Smartphone-Based Infrastructure Work Order Submission

Victor L. Guinn


Air Force Civil Engineers (CE) require a constant stream of current information about facility problems to diagnose, prioritize, repair and maintain the large infrastructure inventory needed for day to day operations. Controllers currently rely on information collected via verbal submissions from facility owners, from which they create text based work orders to repair infrastructure issues. Verbal submission is limited in its ability to diagnose the growing, and increasingly complex facility infrastructure systems. Newly developed smartphone-based work order submission may hold the key to this problem.

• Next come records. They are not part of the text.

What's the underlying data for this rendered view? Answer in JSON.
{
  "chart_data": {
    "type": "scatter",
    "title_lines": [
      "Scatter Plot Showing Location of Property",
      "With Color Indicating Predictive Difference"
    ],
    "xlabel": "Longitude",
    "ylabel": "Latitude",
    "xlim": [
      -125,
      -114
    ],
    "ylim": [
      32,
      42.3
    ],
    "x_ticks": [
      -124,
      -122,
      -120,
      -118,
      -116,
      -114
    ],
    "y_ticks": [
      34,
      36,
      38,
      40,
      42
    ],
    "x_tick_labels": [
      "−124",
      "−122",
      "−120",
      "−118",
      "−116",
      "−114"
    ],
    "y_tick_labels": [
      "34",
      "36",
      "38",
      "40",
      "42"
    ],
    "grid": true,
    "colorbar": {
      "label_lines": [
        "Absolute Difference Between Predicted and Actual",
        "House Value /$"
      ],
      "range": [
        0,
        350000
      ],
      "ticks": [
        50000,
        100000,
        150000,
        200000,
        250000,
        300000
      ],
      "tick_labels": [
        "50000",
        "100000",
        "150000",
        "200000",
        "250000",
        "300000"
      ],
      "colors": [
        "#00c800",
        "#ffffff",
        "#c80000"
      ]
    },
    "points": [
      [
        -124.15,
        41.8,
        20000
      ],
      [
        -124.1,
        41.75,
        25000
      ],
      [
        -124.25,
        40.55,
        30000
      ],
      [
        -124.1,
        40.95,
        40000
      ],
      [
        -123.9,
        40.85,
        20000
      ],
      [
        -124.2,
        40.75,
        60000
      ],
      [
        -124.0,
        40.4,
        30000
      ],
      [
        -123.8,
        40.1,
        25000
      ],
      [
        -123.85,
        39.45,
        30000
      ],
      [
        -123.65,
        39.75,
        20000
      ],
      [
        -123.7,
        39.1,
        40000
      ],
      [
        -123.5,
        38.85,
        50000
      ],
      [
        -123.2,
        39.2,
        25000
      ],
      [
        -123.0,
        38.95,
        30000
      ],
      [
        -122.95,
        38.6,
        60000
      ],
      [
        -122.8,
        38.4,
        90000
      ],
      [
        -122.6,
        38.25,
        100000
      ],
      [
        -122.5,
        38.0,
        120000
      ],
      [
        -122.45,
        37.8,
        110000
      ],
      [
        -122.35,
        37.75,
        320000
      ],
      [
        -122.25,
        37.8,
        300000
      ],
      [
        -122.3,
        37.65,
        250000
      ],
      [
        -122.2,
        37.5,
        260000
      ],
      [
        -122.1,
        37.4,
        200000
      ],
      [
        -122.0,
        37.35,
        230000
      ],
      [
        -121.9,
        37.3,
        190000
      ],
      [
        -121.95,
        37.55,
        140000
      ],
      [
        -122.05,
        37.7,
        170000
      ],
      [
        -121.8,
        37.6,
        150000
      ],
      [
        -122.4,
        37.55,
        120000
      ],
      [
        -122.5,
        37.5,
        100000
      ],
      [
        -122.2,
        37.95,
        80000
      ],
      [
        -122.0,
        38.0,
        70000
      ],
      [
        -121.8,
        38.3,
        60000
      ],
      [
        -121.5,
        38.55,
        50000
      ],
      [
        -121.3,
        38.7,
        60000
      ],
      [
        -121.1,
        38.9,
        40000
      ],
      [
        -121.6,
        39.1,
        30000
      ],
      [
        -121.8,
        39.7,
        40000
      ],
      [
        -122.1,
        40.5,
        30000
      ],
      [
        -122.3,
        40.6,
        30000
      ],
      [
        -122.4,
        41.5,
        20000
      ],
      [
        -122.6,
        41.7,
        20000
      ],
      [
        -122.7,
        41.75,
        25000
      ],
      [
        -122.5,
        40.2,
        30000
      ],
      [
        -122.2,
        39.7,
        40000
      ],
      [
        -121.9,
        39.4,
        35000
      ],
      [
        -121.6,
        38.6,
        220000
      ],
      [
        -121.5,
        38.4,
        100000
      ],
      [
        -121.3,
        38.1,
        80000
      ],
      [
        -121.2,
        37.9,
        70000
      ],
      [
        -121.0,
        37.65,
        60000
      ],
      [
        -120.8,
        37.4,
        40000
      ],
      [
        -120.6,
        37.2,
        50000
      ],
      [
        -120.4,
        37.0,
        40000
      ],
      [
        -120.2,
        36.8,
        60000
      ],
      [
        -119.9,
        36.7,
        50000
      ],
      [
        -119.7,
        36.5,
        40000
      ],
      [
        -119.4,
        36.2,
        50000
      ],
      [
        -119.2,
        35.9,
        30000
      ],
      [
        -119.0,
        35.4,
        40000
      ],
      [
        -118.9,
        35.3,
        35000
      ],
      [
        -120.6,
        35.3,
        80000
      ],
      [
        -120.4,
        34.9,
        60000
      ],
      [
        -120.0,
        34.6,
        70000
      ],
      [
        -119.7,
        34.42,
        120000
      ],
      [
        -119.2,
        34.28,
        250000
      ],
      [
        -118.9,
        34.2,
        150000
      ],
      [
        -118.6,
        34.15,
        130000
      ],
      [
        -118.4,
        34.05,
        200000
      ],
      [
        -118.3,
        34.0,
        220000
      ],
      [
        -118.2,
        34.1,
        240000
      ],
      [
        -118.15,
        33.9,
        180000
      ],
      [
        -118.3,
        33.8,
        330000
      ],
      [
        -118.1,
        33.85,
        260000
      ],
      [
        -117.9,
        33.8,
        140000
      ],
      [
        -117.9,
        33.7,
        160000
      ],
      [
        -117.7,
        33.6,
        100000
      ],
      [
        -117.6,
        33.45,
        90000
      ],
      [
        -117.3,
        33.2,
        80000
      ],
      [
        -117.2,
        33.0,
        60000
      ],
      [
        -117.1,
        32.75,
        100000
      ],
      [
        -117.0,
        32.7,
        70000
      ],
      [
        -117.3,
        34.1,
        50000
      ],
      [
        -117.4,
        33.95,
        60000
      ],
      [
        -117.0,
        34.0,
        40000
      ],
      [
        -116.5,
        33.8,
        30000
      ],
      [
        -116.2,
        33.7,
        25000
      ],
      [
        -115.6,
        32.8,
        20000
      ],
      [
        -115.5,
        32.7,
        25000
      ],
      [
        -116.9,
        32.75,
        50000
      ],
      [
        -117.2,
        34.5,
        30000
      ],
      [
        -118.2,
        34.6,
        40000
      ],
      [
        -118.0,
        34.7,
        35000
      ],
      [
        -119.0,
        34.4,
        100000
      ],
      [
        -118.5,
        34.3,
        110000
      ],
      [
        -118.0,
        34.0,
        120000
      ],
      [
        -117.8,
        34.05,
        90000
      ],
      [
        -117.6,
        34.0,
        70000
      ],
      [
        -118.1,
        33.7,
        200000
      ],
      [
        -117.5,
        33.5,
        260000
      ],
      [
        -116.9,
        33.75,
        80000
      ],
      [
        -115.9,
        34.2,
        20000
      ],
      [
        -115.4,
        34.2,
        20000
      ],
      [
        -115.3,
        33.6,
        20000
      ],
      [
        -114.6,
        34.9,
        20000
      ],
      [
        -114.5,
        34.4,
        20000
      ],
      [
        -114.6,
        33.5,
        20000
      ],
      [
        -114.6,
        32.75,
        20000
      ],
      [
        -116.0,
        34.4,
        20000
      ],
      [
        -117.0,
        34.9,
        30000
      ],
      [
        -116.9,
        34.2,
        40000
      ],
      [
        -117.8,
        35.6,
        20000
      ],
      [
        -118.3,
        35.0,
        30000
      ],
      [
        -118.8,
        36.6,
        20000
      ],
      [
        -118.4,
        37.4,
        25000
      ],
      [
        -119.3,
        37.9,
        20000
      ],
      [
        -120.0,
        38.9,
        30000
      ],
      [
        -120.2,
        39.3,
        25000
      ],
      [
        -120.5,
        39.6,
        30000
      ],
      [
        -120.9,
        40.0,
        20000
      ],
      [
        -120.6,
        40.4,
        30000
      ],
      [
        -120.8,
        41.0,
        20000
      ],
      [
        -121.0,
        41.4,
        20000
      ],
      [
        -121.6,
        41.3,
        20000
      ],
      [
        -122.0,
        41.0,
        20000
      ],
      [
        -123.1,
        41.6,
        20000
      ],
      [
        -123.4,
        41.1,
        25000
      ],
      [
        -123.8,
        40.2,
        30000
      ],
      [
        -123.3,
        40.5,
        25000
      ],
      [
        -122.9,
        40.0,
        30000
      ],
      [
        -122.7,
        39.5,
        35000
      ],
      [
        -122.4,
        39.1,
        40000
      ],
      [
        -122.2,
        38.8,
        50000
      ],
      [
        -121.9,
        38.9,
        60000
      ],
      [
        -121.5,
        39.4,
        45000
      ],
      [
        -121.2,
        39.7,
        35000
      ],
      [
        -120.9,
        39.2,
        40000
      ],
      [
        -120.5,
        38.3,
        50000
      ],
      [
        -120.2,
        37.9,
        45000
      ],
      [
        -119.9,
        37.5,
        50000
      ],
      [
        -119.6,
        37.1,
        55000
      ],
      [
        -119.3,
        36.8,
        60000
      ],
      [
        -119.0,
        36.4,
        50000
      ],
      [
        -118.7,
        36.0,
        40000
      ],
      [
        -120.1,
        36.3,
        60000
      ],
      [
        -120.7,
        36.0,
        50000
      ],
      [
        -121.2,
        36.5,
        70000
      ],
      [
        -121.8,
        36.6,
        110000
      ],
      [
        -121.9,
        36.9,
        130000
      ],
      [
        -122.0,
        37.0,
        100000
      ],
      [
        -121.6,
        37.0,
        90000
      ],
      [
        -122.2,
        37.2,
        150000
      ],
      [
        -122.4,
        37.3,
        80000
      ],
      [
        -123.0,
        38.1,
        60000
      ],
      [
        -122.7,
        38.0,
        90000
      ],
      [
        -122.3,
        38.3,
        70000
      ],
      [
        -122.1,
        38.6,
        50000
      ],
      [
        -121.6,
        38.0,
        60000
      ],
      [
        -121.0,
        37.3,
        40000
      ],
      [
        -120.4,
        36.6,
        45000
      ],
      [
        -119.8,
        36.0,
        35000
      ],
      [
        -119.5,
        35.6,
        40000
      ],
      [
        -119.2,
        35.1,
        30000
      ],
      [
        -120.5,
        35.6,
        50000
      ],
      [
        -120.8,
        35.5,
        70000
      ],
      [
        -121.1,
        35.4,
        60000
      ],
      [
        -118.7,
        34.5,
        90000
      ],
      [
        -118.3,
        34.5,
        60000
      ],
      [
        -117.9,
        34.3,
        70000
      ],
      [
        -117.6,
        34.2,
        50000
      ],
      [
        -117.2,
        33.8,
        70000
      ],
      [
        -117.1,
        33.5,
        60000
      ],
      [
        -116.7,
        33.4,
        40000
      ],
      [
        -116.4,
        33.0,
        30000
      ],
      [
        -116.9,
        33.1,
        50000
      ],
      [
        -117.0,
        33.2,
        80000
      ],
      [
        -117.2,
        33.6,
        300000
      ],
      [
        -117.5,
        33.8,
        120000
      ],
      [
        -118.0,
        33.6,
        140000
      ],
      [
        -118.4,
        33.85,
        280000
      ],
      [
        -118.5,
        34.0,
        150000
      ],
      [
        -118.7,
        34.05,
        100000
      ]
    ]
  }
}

To test if smartphone-based submission systems generate more useful information, an experiment was designed to test submission systems using simulations of real-world, historically based maintenance scenarios. A course of broken infrastructure was laid out and test subjects asked to submit work orders utilizing either verbal or smartphone-based submission systems. Analysis revealed that the smartphone system had the greatest information usefulness, mitigated the CE organizational language barrier, and allowed any individual regardless of facility diagnostic experience to submit a work order at the level of an expert. These results show that smartphone technology is capable of not only quickly being able to relay more pertinent information to a CE craftsman, but in the hands of any Airmen the system allows them to freely communicate with CE craftsmen as if they were facility diagnostic experts themselves.